Domestic media coverage of the university protests has been kept to a minimum as the authorities directed universities to ban photographed demonstrators from campus. Students in Iran are supposed to be free from police interference, leading to clashes between students and authorities.
Mohammad Khatami, Iran’s president from 1997 to 2005, has called for the release of all those arrested, saying they are accused of nothing but despair and protest.
Often seen as less critical of the regime than other reformists, Khatami’s remarks mark a change from his initial response to the protests, which he said had been engineered by the US and Israel.
Separately Iranian reformists complained they had been banned from standing for Tehran city council, the first time such political interference – which is common in parliamentary and presidential politics – had spread to local authority level.
Khamenei is facing the gravest crisis of his 36-year tenure, with an economy struggling under the weight of international sanctions and growing unrest since the major protests in January.
In a further ominous sign for the government, five political parties representing Iranian Kurds have agreed to form a coalition to bring down the government. The statement said the Iranian government had lost all legitimacy but remained standing due to the fragmentation of the opposition.
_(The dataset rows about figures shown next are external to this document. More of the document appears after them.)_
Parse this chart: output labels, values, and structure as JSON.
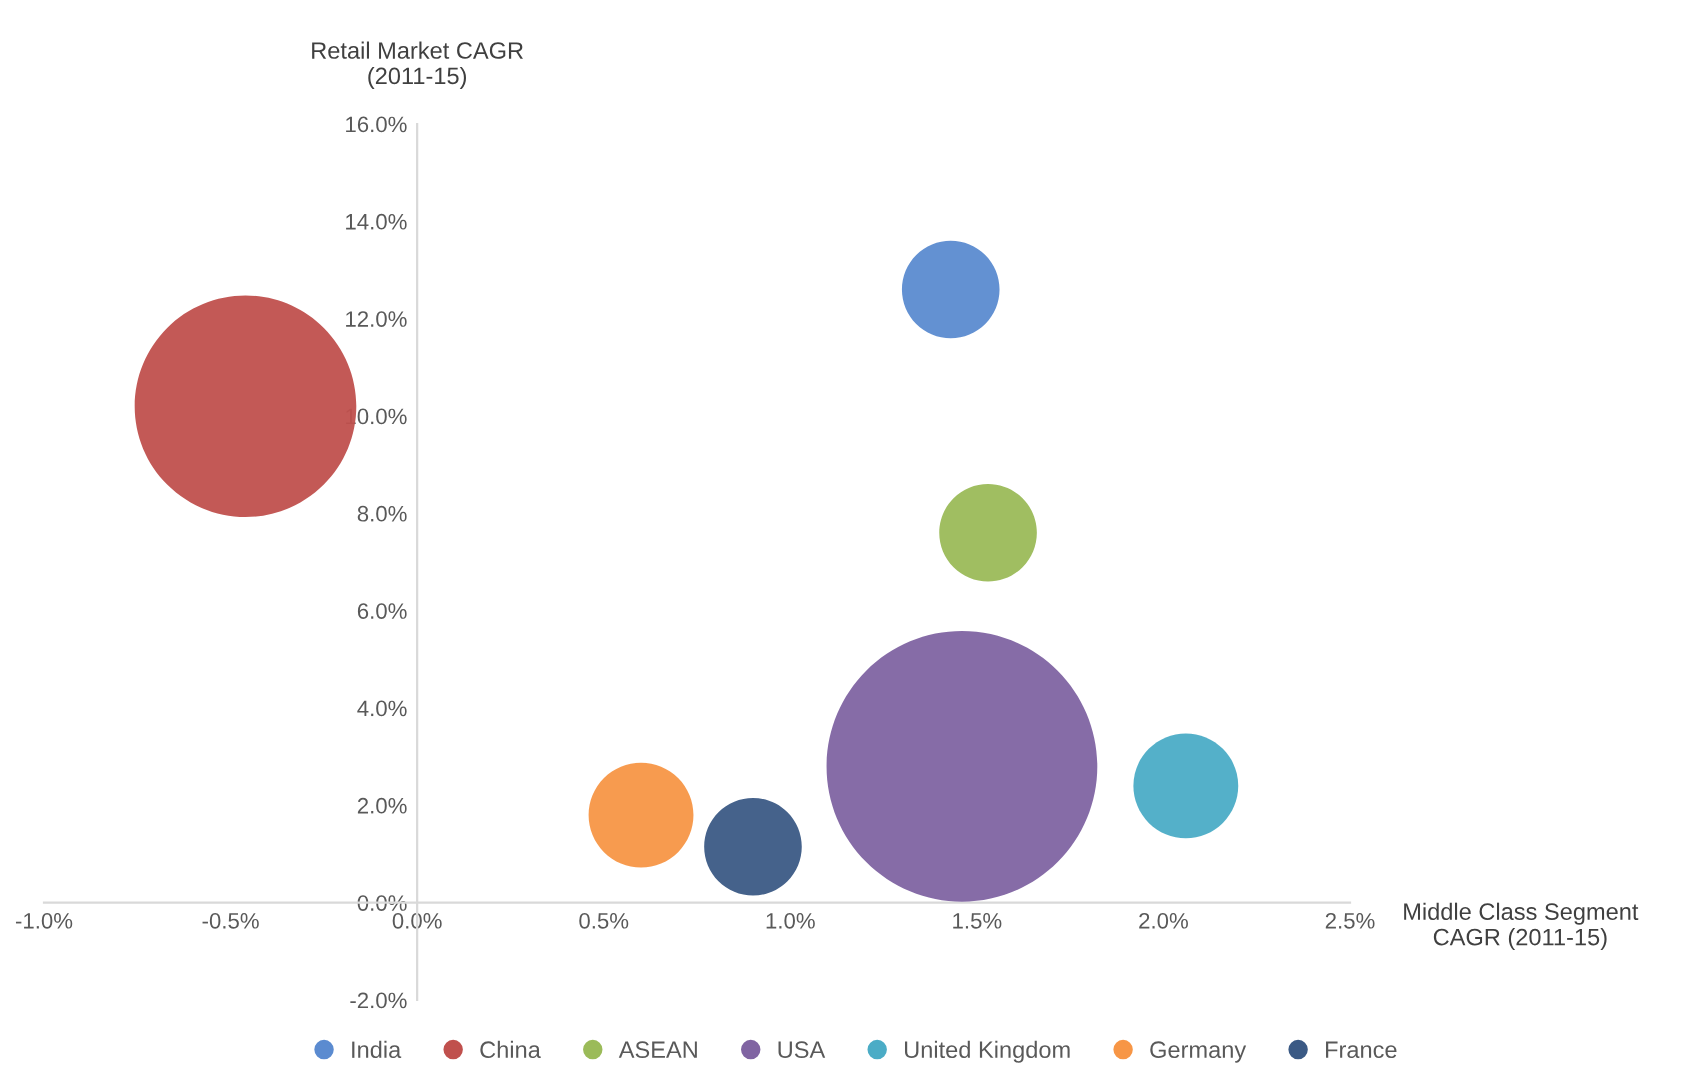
{
  "chart_data": {
    "type": "bubble",
    "xlabel": "Middle Class Segment\nCAGR (2011-15)",
    "ylabel": "Retail Market CAGR\n(2011-15)",
    "xlim": [
      -1.0,
      2.5
    ],
    "ylim": [
      -2.0,
      16.0
    ],
    "xticks": [
      {
        "value": -1.0,
        "label": "-1.0%"
      },
      {
        "value": -0.5,
        "label": "-0.5%"
      },
      {
        "value": 0.0,
        "label": "0.0%"
      },
      {
        "value": 0.5,
        "label": "0.5%"
      },
      {
        "value": 1.0,
        "label": "1.0%"
      },
      {
        "value": 1.5,
        "label": "1.5%"
      },
      {
        "value": 2.0,
        "label": "2.0%"
      },
      {
        "value": 2.5,
        "label": "2.5%"
      }
    ],
    "yticks": [
      {
        "value": -2.0,
        "label": "-2.0%"
      },
      {
        "value": 0.0,
        "label": "0.0%"
      },
      {
        "value": 2.0,
        "label": "2.0%"
      },
      {
        "value": 4.0,
        "label": "4.0%"
      },
      {
        "value": 6.0,
        "label": "6.0%"
      },
      {
        "value": 8.0,
        "label": "8.0%"
      },
      {
        "value": 10.0,
        "label": "10.0%"
      },
      {
        "value": 12.0,
        "label": "12.0%"
      },
      {
        "value": 14.0,
        "label": "14.0%"
      },
      {
        "value": 16.0,
        "label": "16.0%"
      }
    ],
    "grid": false,
    "legend": "bottom",
    "series": [
      {
        "name": "India",
        "color": "#5b8bd0",
        "x": [
          1.43
        ],
        "values": [
          12.6
        ],
        "sizes": [
          0.13
        ]
      },
      {
        "name": "China",
        "color": "#c0504d",
        "x": [
          -0.46
        ],
        "values": [
          10.2
        ],
        "sizes": [
          0.67
        ]
      },
      {
        "name": "ASEAN",
        "color": "#9bbb59",
        "x": [
          1.53
        ],
        "values": [
          7.6
        ],
        "sizes": [
          0.13
        ]
      },
      {
        "name": "USA",
        "color": "#8064a2",
        "x": [
          1.46
        ],
        "values": [
          2.8
        ],
        "sizes": [
          1
        ]
      },
      {
        "name": "United Kingdom",
        "color": "#4bacc6",
        "x": [
          2.06
        ],
        "values": [
          2.4
        ],
        "sizes": [
          0.15
        ]
      },
      {
        "name": "Germany",
        "color": "#f79646",
        "x": [
          0.6
        ],
        "values": [
          1.8
        ],
        "sizes": [
          0.15
        ]
      },
      {
        "name": "France",
        "color": "#3b5a85",
        "x": [
          0.9
        ],
        "values": [
          1.15
        ],
        "sizes": [
          0.13
        ]
      }
    ]
  }
}
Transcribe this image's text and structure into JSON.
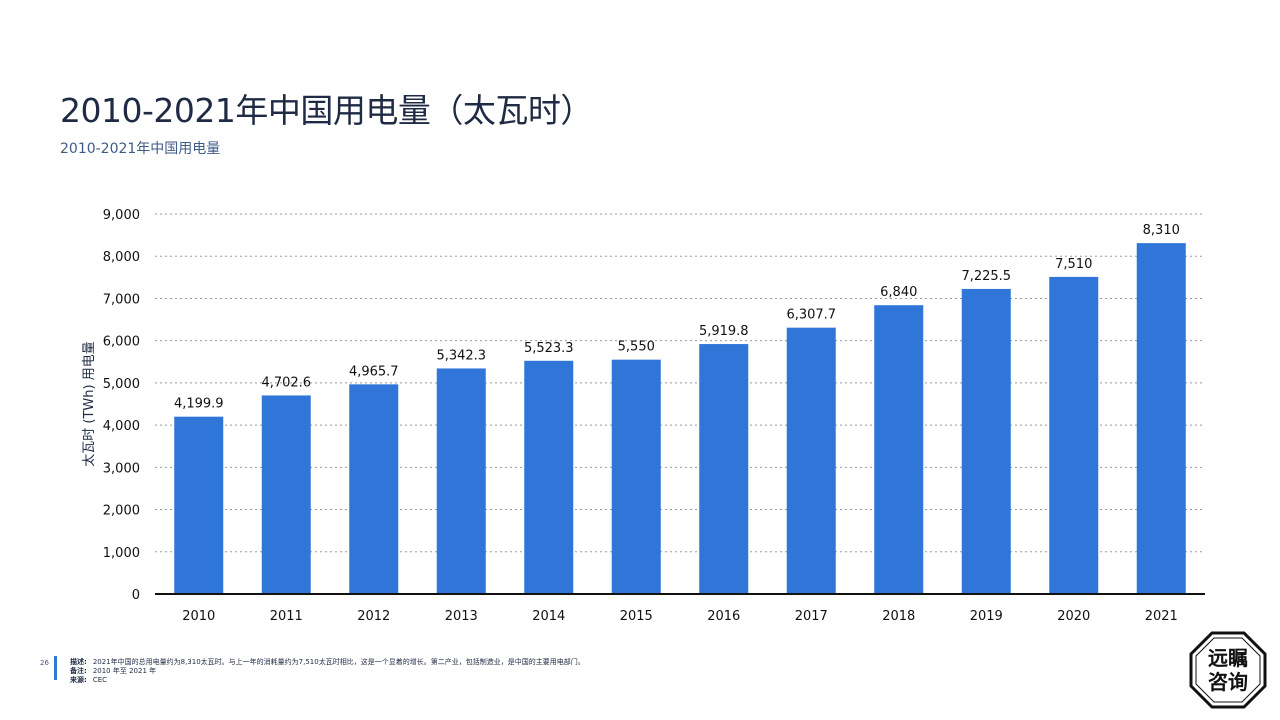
{
  "title": "2010-2021年中国用电量（太瓦时）",
  "subtitle": "2010-2021年中国用电量",
  "colors": {
    "bar": "#2f76d8",
    "text": "#1f2a44",
    "accent": "#3378d4"
  },
  "chart_data": {
    "type": "bar",
    "categories": [
      "2010",
      "2011",
      "2012",
      "2013",
      "2014",
      "2015",
      "2016",
      "2017",
      "2018",
      "2019",
      "2020",
      "2021"
    ],
    "values": [
      4199.9,
      4702.6,
      4965.7,
      5342.3,
      5523.3,
      5550,
      5919.8,
      6307.7,
      6840,
      7225.5,
      7510,
      8310
    ],
    "value_labels": [
      "4,199.9",
      "4,702.6",
      "4,965.7",
      "5,342.3",
      "5,523.3",
      "5,550",
      "5,919.8",
      "6,307.7",
      "6,840",
      "7,225.5",
      "7,510",
      "8,310"
    ],
    "ylabel": "太瓦时 (TWh) 用电量",
    "ylim": [
      0,
      9000
    ],
    "yticks": [
      0,
      1000,
      2000,
      3000,
      4000,
      5000,
      6000,
      7000,
      8000,
      9000
    ],
    "ytick_labels": [
      "0",
      "1,000",
      "2,000",
      "3,000",
      "4,000",
      "5,000",
      "6,000",
      "7,000",
      "8,000",
      "9,000"
    ],
    "grid": true
  },
  "footer": {
    "page_number": "26",
    "description_label": "描述:",
    "description": "2021年中国的总用电量约为8,310太瓦时。与上一年的消耗量约为7,510太瓦时相比，这是一个显着的增长。第二产业，包括制造业，是中国的主要用电部门。",
    "note_label": "备注:",
    "note": "2010 年至 2021 年",
    "source_label": "来源:",
    "source": "CEC"
  },
  "logo": {
    "line1": "远瞩",
    "line2": "咨询"
  }
}
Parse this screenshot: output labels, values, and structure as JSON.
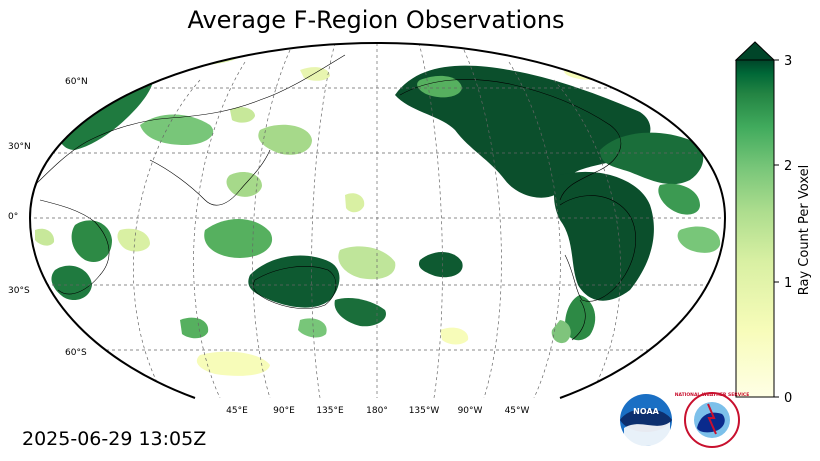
{
  "title": "Average F-Region Observations",
  "timestamp": "2025-06-29 13:05Z",
  "lat_labels": [
    "60°N",
    "30°N",
    "0°",
    "30°S",
    "60°S"
  ],
  "lon_labels": [
    "45°E",
    "90°E",
    "135°E",
    "180°",
    "135°W",
    "90°W",
    "45°W"
  ],
  "colorbar": {
    "label": "Ray Count Per Voxel",
    "ticks": [
      "0",
      "1",
      "2",
      "3"
    ],
    "min": 0,
    "max": 3,
    "extend": "max",
    "colormap": "YlGn",
    "colors": {
      "low": "#ffffe5",
      "mid": "#78c679",
      "high": "#004529"
    }
  },
  "logos": {
    "noaa": "NOAA",
    "nws": "NATIONAL WEATHER SERVICE"
  }
}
It said the coalition stood in solidarity with other nations in Iran and are willing to work in solidarity with all opponents of the Islamic Republic.
The fragmented signs of internal dissent come at an awkward time for the government as the secretary of the Supreme National Council Security Council, Ali Larijani, prepares to meet Omani mediators on Tuesday in Muscat ahead of the major talks on a future nuclear deal due to be held in Geneva on Thursday.
The foreign minister, Abbas Araghchi, has said Iran will put forward proposals to reassure the US that Iran has no plan or means to build a nuclear bomb.
The US willingness to accept Iran’s proposals heavily depends on Trump’s personal response, but Iran appears to be willing to revert to what is known as the Additional Protocol, an agreement that gives the UN nuclear weapons inspectorate enhanced access to Iran’s bombed nuclear sites.
In Geneva, Iran’s deputy foreign minister for legal and international affairs Kazem Gharibabadi told the UN human rights council that countries should turn to diplomacy instead of sanctions and war.
Speaking at the council session, Gharibabadi warned that if war did break out its effects “will not be limited to just the two sides, but will encompass the region”.
He said states that have tried “sanctions and war with Iran” should “experience diplomacy and respect”.
He added: “It is unfortunate that human rights advocates want to teach the Iranian people, who got rid of the Pahlavi dictatorship 47 years ago, a lesson in democracy!”
Iran was on Monday reported to have in December agreed a secret €500m arms deal with Russia to acquire thousands of advanced shoulder-fired missiles to help fill the major hole in Iran’s air defences.
The agreement, signed in Moscow, commits Russia to deliver 500 man-portable Verba launch units and 2,500 9M336 missiles over three years.